March 14 (Bloomberg) -- South African manufacturing growth accelerated to 3.9 percent in January, the fastest pace since July, giving the central bank room to keep interest rates unchanged next week.
Factory output rose from 2 percent in December, Pretoria-based Statistics South Africa said on its website today. The median estimate in a Bloomberg survey of 11 economists was for an increase of 2.7 percent. Output gained 2 percent in the month.
“This figure shows that the economy is not necessarily in need of more monetary stimulus,” Ilke van Zyl, an economist at Vunani Securities Ltd., said in a phone interview from Johannesburg. “The interest rate will remain unchanged well into next year.”

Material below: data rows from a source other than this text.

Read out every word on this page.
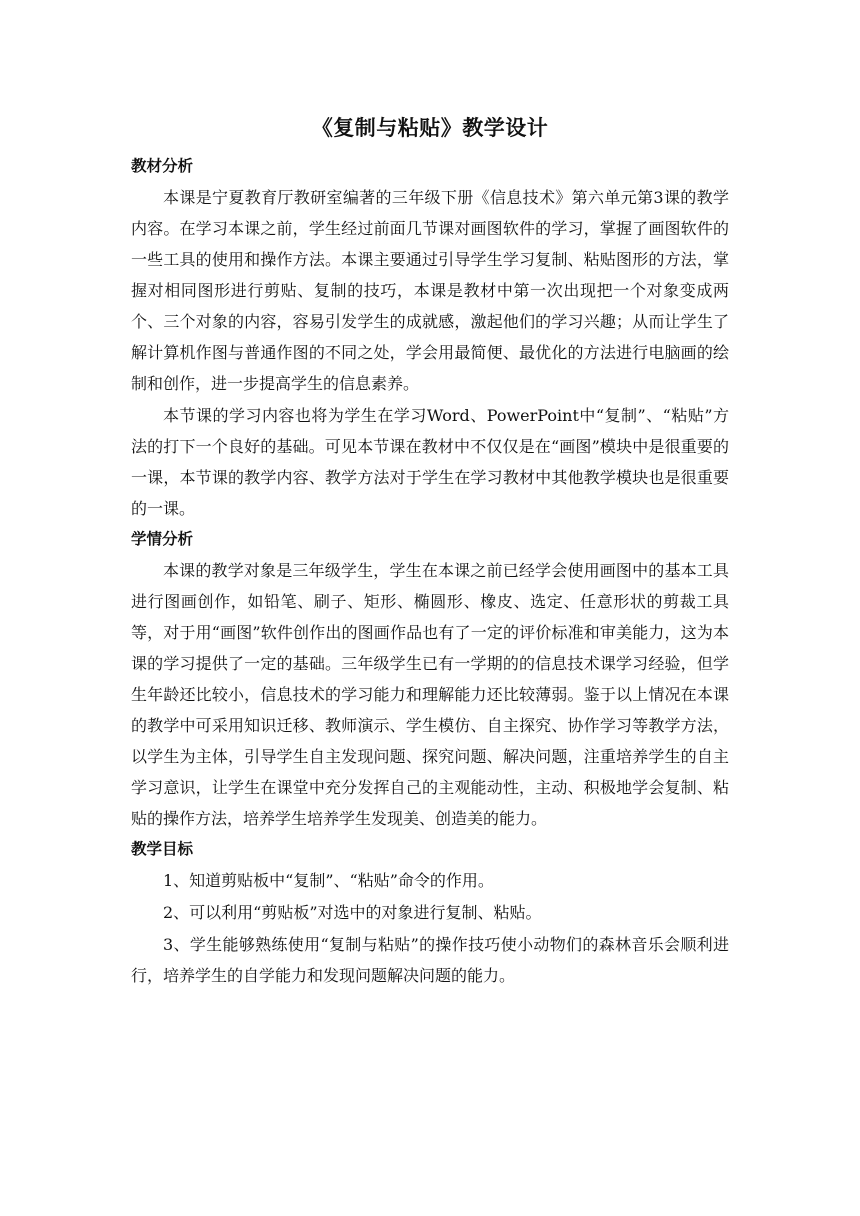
《复制与粘贴》教学设计
教材分析

本课是宁夏教育厅教研室编著的三年级下册《信息技术》第六单元第3课的教学内容。在学习本课之前，学生经过前面几节课对画图软件的学习，掌握了画图软件的一些工具的使用和操作方法。本课主要通过引导学生学习复制、粘贴图形的方法，掌握对相同图形进行剪贴、复制的技巧，本课是教材中第一次出现把一个对象变成两个、三个对象的内容，容易引发学生的成就感，激起他们的学习兴趣；从而让学生了解计算机作图与普通作图的不同之处，学会用最简便、最优化的方法进行电脑画的绘制和创作，进一步提高学生的信息素养。

本节课的学习内容也将为学生在学习Word、PowerPoint中“复制”、“粘贴”方法的打下一个良好的基础。可见本节课在教材中不仅仅是在“画图”模块中是很重要的一课，本节课的教学内容、教学方法对于学生在学习教材中其他教学模块也是很重要的一课。

学情分析

本课的教学对象是三年级学生，学生在本课之前已经学会使用画图中的基本工具进行图画创作，如铅笔、刷子、矩形、椭圆形、橡皮、选定、任意形状的剪裁工具等，对于用“画图”软件创作出的图画作品也有了一定的评价标准和审美能力，这为本课的学习提供了一定的基础。三年级学生已有一学期的的信息技术课学习经验，但学生年龄还比较小，信息技术的学习能力和理解能力还比较薄弱。鉴于以上情况在本课的教学中可采用知识迁移、教师演示、学生模仿、自主探究、协作学习等教学方法，以学生为主体，引导学生自主发现问题、探究问题、解决问题，注重培养学生的自主学习意识，让学生在课堂中充分发挥自己的主观能动性，主动、积极地学会复制、粘贴的操作方法，培养学生培养学生发现美、创造美的能力。

教学目标

1、知道剪贴板中“复制”、“粘贴”命令的作用。

2、可以利用“剪贴板”对选中的对象进行复制、粘贴。

3、学生能够熟练使用“复制与粘贴”的操作技巧使小动物们的森林音乐会顺利进行，培养学生的自学能力和发现问题解决问题的能力。
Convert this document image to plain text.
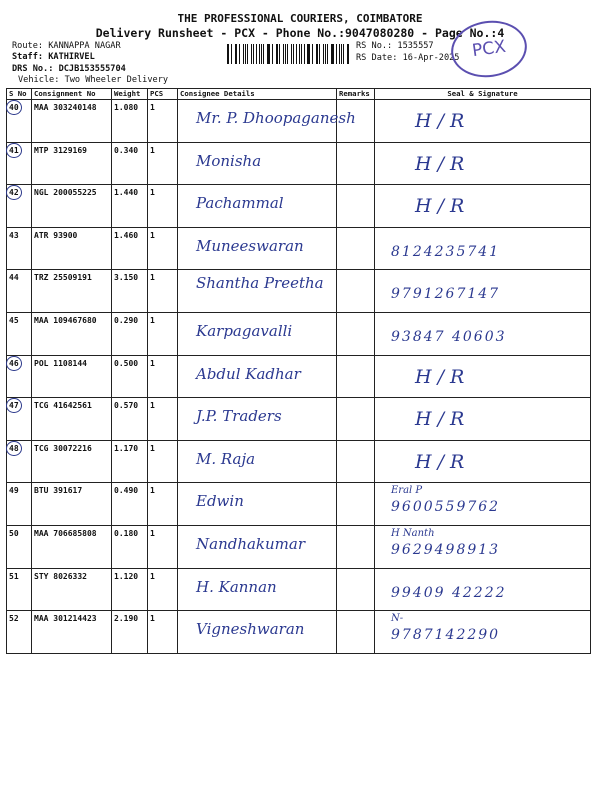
THE PROFESSIONAL COURIERS, COIMBATORE
Delivery Runsheet - PCX - Phone No.:9047080280 - Page No.:4
Route: KANNAPPA NAGAR
Staff: KATHIRVEL
DRS No.: DCJB153555704
Vehicle: Two Wheeler Delivery
RS No.: 1535557
RS Date: 16-Apr-2025 PCX
S No	Consignment No	Weight	PCS	Consignee Details	Remarks	Seal & Signature
40	MAA 303240148	1.080	1	Mr. P. Dhoopaganesh		H/R

41	MTP 3129169	0.340	1	Monisha		H/R

42	NGL 200055225	1.440	1	Pachammal		H/R

43	ATR 93900	1.460	1	Muneeswaran		8124235741

44	TRZ 25509191	3.150	1	Shantha Preetha		9791267147

45	MAA 109467680	0.290	1	Karpagavalli		93847 40603

46	POL 1108144	0.500	1	Abdul Kadhar		H/R

47	TCG 41642561	0.570	1	J.P. Traders		H/R

48	TCG 30072216	1.170	1	M. Raja		H/R

49	BTU 391617	0.490	1	Edwin		Eral P
9600559762

50	MAA 706685808	0.180	1	Nandhakumar		H Nanth
9629498913

51	STY 8026332	1.120	1	H. Kannan		99409 42222

52	MAA 301214423	2.190	1	Vigneshwaran		N-
9787142290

The Reserve Bank has kept its benchmark interest rate unchanged at 5 percent, the lowest in more than 30 years, since July to help support growth in Africa’s biggest economy. While the rand’s 8.4 percent slump against the dollar this year is adding to pressure on inflation, it may benefit manufacturing, which makes up about 15 percent of gross domestic product.
The currency has become “a lot more competitive,” presenting an opportunity for manufacturers competing for customers internationally, Trade and Industry Minister Rob Davies said on March 7.
South Africa’s economy grew at a faster pace in the final quarter of last year than the previous three months as manufacturing and agricultural output expanded, the statistics agency said on Feb. 26. The purchasing managers’ index rose in February, showing an expansion in factory output for the first time in six months, Kagiso Tiso Holdings said on March 1.
The rand extended its gain against the dollar after the data was released, rising 0.3 percent to 9.2333. The yield on the rand bond due in 2021 was little changed at 6.52 percent.